Стоило только подступить к порогу, и вонь мочи, рвоты и гниющей плоти едва не сшибла с ног. Воняло просто жутко, и вместе с тем запаха мертвечины мой бедный нос не уловил. А значит, либо узник умер совсем недавно, либо толстяк нагло лжет и при этом почему-то не боится быть пойманным на вранье.
Встав на пороге, я поднял руку с лампой и сразу понял причину столь странной самоуверенности тюремщика. Открывшееся в неровном сиянии светильника зрелище могло надолго лишить аппетита даже мясника, а уж пройти в загаженный каменный мешок решился бы и вовсе один из сотни.
Отчим Латерис лежал на полу, и лишь окровавленная тряпка на чреслах прикрывала его наготу. Впрочем, человека в таком положении, вряд ли это могло задеть. Когда по оскальпированной макушке ползают мухи, не беспокоит отсутствие одежды.
Я поморщился от отвращения, но продолжил разглядывать жуткие увечья, стараясь ничего не упустить из виду. Ступни раздроблены и почернели, колени сломаны, бедра в гниющих язвах ожогов. С живота лоскутами содрана кожа, соски срезаны, предплечья перебиты в нескольких местах, вместо левой кисти чернеет прижженная факелом культя, а на правой не осталось ни одного пальца. Ноздри вырваны, уши отрезаны, один глаз выколот, другой заплыл и не открывается.
Вердикт: работа любителя. Ну и настоятель, разумеется, не жилец. И кому-то придется за это ответить.
– Ну почему так всегда? – с нескрываемым сожалением вздохнул я. – Почему люди берутся за работу, в которой ничего не смыслят, даже если это сулит им одни неприятности?
Арест настоятеля – это и сам по себе серьезный проступок, но комендант мог бы выкрутиться, переложив вину на доносчика. А вот за пытки и убийство пасынка Церкви его ждет такое наказание, что самой Бестии в преисподней тошно станет.
И самое главное – зачем? Зачем кому-то понадобилось истязать проповедника? Кому такое в голову прийти могло?!
Но тут настоятель словно уловил присутствие людей, веко его дрогнуло, и в неровном свете лампы яростно сверкнул залепленный гноем глаз.
Глаз, полный ненависти.
– Oh mea odium! – присвистнул я.
– Что?! – аж подскочил тюремщик. – Не может этого быть!
– Может, пасынок мой.
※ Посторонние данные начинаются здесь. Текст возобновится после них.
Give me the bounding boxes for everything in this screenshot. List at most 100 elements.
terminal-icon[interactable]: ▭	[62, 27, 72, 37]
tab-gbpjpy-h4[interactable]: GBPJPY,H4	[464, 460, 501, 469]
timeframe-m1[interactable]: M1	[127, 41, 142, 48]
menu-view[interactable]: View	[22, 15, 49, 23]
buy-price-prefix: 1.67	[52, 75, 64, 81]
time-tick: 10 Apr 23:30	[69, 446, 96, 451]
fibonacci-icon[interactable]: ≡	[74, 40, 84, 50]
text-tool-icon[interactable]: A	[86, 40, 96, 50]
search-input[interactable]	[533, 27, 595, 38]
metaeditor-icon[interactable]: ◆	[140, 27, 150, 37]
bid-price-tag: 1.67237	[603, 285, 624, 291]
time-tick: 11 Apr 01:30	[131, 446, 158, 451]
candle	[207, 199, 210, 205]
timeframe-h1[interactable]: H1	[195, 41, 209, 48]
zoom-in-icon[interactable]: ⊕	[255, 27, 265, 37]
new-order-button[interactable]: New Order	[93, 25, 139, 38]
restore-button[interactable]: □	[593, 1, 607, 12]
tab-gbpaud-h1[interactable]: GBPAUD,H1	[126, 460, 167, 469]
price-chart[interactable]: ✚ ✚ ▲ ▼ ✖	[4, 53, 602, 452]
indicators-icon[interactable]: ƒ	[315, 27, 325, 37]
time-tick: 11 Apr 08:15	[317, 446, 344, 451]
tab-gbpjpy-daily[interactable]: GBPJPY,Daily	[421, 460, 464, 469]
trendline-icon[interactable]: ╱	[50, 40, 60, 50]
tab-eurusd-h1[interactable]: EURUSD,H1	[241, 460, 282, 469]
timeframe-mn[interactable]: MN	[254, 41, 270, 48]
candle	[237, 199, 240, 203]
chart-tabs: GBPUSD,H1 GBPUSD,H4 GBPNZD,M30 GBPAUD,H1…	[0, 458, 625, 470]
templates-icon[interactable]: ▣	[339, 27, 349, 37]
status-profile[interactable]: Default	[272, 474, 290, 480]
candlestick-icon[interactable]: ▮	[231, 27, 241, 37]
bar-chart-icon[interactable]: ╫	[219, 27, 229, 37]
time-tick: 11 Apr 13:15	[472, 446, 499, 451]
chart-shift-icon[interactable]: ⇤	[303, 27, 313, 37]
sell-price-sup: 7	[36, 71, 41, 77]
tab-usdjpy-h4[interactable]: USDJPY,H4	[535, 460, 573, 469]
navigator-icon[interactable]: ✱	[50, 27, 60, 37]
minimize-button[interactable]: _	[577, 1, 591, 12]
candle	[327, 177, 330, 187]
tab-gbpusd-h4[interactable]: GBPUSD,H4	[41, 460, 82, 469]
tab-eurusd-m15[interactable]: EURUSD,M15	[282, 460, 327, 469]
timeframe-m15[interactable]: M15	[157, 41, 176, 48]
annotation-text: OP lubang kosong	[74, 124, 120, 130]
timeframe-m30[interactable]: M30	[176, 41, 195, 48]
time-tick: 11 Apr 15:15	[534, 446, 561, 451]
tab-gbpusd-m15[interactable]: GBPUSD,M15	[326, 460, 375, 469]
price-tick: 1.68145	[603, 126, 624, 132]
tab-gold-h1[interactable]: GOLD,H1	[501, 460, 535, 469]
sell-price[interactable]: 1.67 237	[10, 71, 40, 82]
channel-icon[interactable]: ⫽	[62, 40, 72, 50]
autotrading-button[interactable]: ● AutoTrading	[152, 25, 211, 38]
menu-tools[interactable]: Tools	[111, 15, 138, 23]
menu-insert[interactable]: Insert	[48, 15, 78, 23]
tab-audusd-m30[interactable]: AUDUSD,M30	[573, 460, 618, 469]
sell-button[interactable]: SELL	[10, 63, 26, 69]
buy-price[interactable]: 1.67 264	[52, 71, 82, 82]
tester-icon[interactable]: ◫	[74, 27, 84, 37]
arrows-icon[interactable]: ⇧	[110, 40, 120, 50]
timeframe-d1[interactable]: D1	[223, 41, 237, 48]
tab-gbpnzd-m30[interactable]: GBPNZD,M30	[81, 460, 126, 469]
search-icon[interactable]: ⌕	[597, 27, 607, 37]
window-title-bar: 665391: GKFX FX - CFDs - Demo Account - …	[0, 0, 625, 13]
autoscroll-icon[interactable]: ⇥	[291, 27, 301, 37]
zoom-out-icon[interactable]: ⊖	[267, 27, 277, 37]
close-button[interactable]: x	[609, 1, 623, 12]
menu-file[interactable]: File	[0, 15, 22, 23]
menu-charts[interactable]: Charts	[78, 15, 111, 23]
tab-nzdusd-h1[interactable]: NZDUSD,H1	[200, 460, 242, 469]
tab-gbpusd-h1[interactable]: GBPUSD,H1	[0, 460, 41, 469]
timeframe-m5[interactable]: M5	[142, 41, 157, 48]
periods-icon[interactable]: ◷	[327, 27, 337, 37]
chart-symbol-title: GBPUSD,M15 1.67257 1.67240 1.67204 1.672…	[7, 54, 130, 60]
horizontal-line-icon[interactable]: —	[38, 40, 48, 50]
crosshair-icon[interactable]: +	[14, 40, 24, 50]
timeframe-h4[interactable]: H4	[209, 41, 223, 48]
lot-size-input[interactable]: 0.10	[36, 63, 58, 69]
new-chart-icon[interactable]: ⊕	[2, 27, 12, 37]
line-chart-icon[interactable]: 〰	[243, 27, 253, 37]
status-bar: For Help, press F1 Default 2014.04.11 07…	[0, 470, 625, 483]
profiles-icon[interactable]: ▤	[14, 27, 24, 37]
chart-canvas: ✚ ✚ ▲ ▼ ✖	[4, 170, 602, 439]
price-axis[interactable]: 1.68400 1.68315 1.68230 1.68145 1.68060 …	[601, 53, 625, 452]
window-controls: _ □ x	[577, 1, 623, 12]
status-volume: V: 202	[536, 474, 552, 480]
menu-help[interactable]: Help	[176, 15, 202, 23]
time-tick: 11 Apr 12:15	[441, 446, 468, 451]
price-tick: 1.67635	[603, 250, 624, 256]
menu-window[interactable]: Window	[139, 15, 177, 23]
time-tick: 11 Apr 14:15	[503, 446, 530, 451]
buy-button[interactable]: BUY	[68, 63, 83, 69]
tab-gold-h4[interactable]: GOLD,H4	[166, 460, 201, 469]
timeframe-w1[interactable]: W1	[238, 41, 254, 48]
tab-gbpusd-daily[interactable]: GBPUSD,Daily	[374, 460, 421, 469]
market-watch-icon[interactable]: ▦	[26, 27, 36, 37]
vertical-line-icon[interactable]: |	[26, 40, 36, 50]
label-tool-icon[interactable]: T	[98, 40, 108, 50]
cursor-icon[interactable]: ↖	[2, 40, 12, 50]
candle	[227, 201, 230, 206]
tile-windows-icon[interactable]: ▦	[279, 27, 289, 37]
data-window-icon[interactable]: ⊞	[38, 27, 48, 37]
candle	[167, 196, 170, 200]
Может.
– Отчим, вы не должны допрашивать его без писаря! – всполошился толстяк. – Его слова должны быть записаны! Позвольте запереть дверь, а потом мы вернемся…
– Irrumabo vos![10] – вырвалось у меня, и еще прежде чем я развернулся, тюремщика будто ветром сдуло.
Умный подонок. Знает, когда уносить ноги.